AI-enabled systems are beginning to permeate our lives and society. They are used in virtually every sector and increasingly in safety–critical contexts [40, 44]. Assuring the safety of systems used in critical contexts is not a new activity. But what is new is the safety assurance of AI-enabled systems and, moreover, the communication of claims about the safety of AI-enabled systems to an epistemically diverse group of stakeholders. In this paper we have argued that safety claims, when justified by a safety case, are descriptive fallible knowledge claims. Even if the aim of a safety case was to justify infallible knowledge about the safety of a system, such infallible safety knowledge is impossible to attain in the case of AI-enabled systems. By their nature AI-enabled systems preclude the possibility of obtaining infallible knowledge concerning their safety or lack thereof. Finally, we have suggested that one can communicate knowledge of an AI-enabled system’s safety by structuring their exchange according to Paul Grice’s Cooperative Principle which can be achieved via adherence to the Gricean maxims of communication.

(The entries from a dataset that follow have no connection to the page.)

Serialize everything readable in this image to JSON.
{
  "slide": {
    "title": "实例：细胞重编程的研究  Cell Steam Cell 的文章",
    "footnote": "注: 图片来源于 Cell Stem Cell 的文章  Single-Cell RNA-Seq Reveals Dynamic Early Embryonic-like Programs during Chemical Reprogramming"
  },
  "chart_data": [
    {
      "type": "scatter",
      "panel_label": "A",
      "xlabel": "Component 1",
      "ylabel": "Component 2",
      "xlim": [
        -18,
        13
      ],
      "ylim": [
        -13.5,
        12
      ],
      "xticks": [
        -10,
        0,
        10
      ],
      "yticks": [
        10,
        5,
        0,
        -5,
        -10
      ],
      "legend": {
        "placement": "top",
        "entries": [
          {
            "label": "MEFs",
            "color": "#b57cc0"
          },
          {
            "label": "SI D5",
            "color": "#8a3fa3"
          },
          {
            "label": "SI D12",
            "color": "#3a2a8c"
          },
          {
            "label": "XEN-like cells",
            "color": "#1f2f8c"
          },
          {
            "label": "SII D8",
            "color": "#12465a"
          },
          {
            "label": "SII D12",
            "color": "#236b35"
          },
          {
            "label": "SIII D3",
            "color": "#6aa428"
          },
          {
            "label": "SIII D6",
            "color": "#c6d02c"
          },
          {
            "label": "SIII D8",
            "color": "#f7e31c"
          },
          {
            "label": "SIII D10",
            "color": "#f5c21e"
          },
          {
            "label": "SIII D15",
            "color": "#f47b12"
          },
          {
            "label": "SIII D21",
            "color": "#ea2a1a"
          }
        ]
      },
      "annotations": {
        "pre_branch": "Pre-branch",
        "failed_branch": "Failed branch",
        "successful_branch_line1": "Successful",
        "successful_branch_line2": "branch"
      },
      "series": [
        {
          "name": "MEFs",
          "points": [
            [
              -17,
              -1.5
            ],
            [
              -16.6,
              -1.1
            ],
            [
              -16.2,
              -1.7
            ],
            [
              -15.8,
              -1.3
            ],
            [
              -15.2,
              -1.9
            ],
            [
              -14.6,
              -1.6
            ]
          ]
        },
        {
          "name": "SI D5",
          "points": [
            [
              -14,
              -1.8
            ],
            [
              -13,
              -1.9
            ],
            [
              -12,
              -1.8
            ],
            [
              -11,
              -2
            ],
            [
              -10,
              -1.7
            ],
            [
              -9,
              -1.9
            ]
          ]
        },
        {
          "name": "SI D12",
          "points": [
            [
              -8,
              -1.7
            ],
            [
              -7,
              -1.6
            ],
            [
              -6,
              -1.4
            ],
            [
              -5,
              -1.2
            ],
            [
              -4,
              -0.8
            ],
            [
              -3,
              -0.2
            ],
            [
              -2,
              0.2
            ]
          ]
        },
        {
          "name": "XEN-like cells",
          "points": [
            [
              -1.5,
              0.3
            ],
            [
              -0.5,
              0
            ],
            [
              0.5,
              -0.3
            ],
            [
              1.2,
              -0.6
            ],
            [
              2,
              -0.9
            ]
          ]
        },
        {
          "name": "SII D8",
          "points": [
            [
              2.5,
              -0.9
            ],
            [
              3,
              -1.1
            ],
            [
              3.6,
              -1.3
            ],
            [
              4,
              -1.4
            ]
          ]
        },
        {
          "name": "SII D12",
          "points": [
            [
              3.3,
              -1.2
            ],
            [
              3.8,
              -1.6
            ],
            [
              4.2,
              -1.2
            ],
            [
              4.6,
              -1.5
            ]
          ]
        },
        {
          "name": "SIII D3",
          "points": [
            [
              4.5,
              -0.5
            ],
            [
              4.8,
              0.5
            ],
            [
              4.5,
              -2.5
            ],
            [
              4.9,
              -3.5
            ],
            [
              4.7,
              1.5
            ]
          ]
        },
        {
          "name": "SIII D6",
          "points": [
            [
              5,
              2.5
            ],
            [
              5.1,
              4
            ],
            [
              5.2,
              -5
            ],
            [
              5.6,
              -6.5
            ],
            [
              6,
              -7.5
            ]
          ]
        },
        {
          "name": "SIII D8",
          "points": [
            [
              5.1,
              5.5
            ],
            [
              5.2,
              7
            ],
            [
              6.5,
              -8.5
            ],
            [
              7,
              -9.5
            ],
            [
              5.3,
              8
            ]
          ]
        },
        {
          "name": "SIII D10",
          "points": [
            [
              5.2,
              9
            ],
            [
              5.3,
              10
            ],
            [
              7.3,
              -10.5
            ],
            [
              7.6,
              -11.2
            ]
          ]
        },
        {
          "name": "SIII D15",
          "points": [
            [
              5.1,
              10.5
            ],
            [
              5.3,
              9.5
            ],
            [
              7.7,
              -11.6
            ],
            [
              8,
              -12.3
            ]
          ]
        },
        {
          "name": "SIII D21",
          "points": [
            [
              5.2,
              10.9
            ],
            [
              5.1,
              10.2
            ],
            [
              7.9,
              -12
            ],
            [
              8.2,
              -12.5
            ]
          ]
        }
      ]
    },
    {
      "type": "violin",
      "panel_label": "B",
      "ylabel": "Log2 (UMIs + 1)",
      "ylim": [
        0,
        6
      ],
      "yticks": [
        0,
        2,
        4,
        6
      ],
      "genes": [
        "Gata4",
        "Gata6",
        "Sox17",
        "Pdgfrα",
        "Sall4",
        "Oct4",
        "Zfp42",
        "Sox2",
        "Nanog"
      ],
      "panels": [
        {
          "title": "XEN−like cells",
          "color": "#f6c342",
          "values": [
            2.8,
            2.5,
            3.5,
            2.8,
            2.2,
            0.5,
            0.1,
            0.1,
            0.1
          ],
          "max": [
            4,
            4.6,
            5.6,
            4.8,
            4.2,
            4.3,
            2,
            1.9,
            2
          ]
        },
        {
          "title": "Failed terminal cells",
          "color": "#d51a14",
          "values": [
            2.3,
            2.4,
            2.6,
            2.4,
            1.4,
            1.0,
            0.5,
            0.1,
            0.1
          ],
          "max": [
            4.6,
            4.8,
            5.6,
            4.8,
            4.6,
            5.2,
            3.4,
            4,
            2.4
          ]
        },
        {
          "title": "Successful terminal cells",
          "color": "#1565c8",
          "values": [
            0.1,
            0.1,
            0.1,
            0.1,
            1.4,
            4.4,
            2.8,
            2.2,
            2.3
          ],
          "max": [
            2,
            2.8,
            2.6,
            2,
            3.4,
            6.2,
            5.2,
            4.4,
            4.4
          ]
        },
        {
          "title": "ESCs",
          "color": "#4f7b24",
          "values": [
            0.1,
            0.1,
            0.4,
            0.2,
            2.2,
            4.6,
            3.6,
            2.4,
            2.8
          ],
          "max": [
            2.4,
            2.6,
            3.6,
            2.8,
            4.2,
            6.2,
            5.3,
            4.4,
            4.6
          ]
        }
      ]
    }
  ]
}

Furthermore, these same maxims can be used to evaluate the calibre of the exchange, with the aim being to ensure that communicating knowledge about an AI-enabled system’s safety is always of the highest calibre. In short, that the communication is relevant, of sufficient quantity and quality, and communicated perspicuously. Ultimately, the participatory nature of AI-enabled system design, development and assessment will require confronting the problem of how best to communicate safety claims to an epistemically diverse group of stakeholders. We hope that this paper represents one step towards addressing that problem.